Uncertainty and Doubt
What is R.U.D? R.U.D. is Reduce Uncertainty and Doubt. R.U.D is the act of reducing uncertainty and doubt, often called F.U.D. – Fear, Uncertainty and Doubt.

F.U.D. will build up on nearly every project. Coworkers, clients and managers alike will fall victim to F.U.D. and it’s ugly, project-unhinging effects.

“The admin thinks our server can’t handle that many transactions!!”

“The Finance group refuses to support us in the effort!”

“We’re running out of pens at an alarming rate!”

Pens are important. So is Finance doing what you want. You need all of these things to happen, and yet there is a seemingly immovable barrier standing in your midsts.

How to Reduce Uncertainty and Doubt

There are several situations where F.U.D. could come up, but they crop up more often than not IT-centric gigs. We’ll use an example of some scheduling software not talking to the application software you need.

Remain calm

The first reaction is to run to the project manager and explain the problem to them. This is wrong, think about it. Put yourself in their shoes: how do you feel when someone presents a big problem and expects you to develop the solution?

What separates a mediocre consultant from a great consultant is the ability to face a seemingly difficult problem and find a way around it. This sounds difficult to do, but is not.

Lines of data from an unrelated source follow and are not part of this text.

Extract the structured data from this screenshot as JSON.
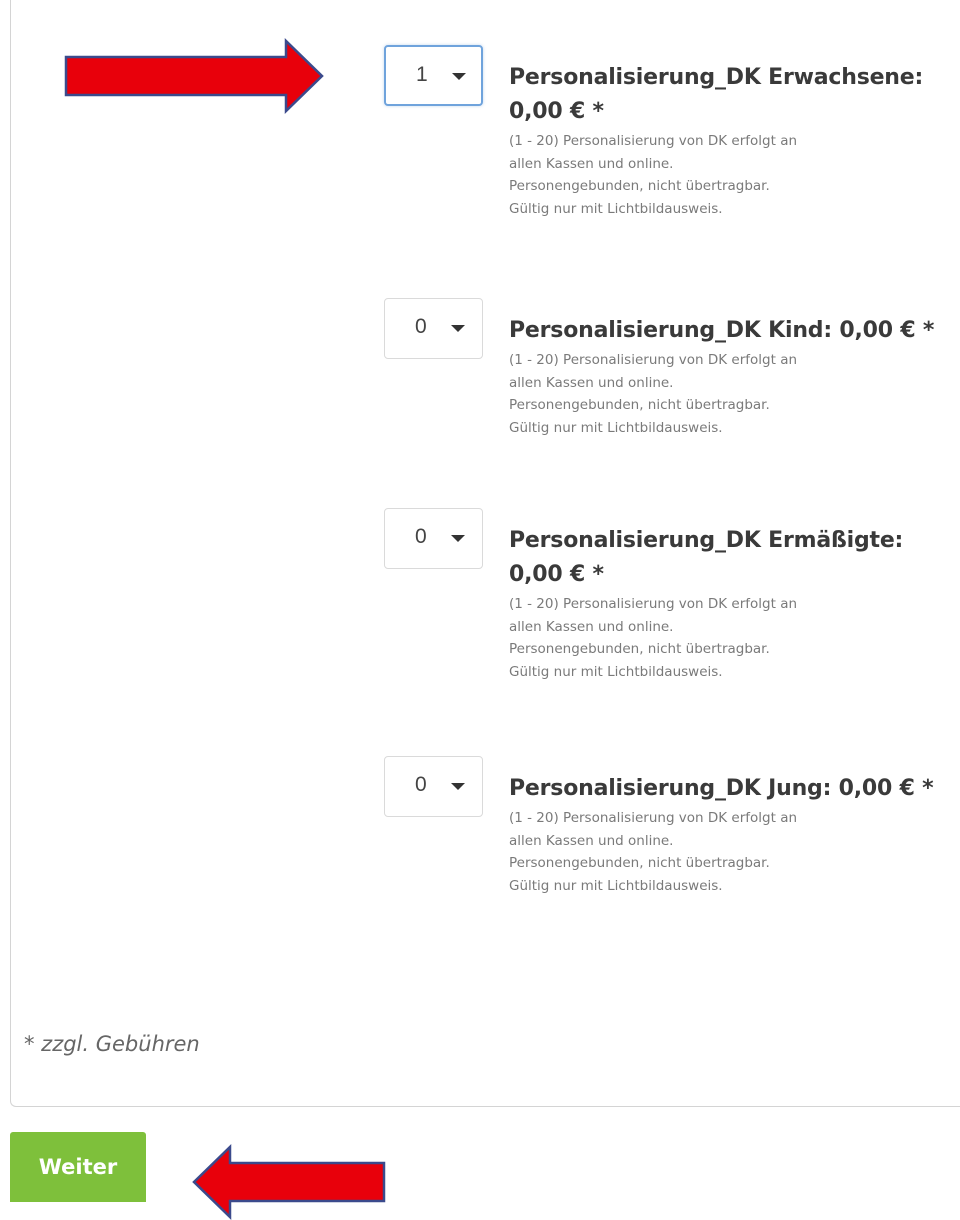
{
  "tickets": [
    {
      "quantity": "1",
      "name_line1": "Personalisierung_DK Erwachsene:",
      "name_line2": "0,00 € *",
      "desc": [
        "(1 - 20) Personalisierung von DK erfolgt an",
        "allen Kassen und online.",
        "Personengebunden, nicht übertragbar.",
        "Gültig nur mit Lichtbildausweis."
      ]
    },
    {
      "quantity": "0",
      "name_line1": "Personalisierung_DK Kind: 0,00 € *",
      "name_line2": "",
      "desc": [
        "(1 - 20) Personalisierung von DK erfolgt an",
        "allen Kassen und online.",
        "Personengebunden, nicht übertragbar.",
        "Gültig nur mit Lichtbildausweis."
      ]
    },
    {
      "quantity": "0",
      "name_line1": "Personalisierung_DK Ermäßigte:",
      "name_line2": "0,00 € *",
      "desc": [
        "(1 - 20) Personalisierung von DK erfolgt an",
        "allen Kassen und online.",
        "Personengebunden, nicht übertragbar.",
        "Gültig nur mit Lichtbildausweis."
      ]
    },
    {
      "quantity": "0",
      "name_line1": "Personalisierung_DK Jung: 0,00 € *",
      "name_line2": "",
      "desc": [
        "(1 - 20) Personalisierung von DK erfolgt an",
        "allen Kassen und online.",
        "Personengebunden, nicht übertragbar.",
        "Gültig nur mit Lichtbildausweis."
      ]
    }
  ],
  "fee_note": "* zzgl. Gebühren",
  "next_button_label": "Weiter",
  "colors": {
    "button_green": "#7ec03b",
    "arrow_red": "#e8000b",
    "arrow_outline": "#3b4a8c",
    "focus_border": "#6fa3dc"
  }
}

Before you go running to the project manager, have a solution, or set of solutions, in-hand…

Understand the issue

“The technology department says their scheduling software won’t work launch an application of this type”

So the IT guys say that the scheduling software won’t work. IT departments are understaffed and overburdened.

Find out what the application type is. Find out what the scheduling software is, version and all. Do a google search on what you need. There’s almost always a work-around.

School-up on the issue. The solution may not be great, but as a result you will become more knowledgeable about the problem.

Record and Analyze the Options

This will eventually become your “executive report” on the subject. Use the problem and project-appropriate tool/template (usually Powerpoint for largre-scale R.U.D.).

List your options. Here is our’s on the computer scheduling issue:

1. We found add-ons that allow the scheduling software to run our application. This add-on will support the underlying enterprise architecture (common), but will be costly (also common). This is the best long-term solution, but expensive.

2. There exists a software work-around that will allow us to do what we want, however, we’ll need to stray from the underlying architecture. This will mean more work for your IT team now and in the future and take longer to implement, but is inexpensive from a purchase standpoint.

Present the Recommendations

This does not have to be formal, these things rarely are, this might come out during a team meeting or similar.

Keep it short and sweet. Don’t “lead the witness” by advocating (selling) or giving unnecessary detail. Seasoned consultants phrase their analysis in such a way that the manager/client comes around to their recommended position.

Afterward

Once you learn how to reduce uncertainty and doubt a few times, it becomes predernatural and analysis in this way becomes immediate.

This is a guaranteed profject booster, and you’ll be given more challenging (read: cooler) assignments in the future. If you can master R.U.D., you can master anything.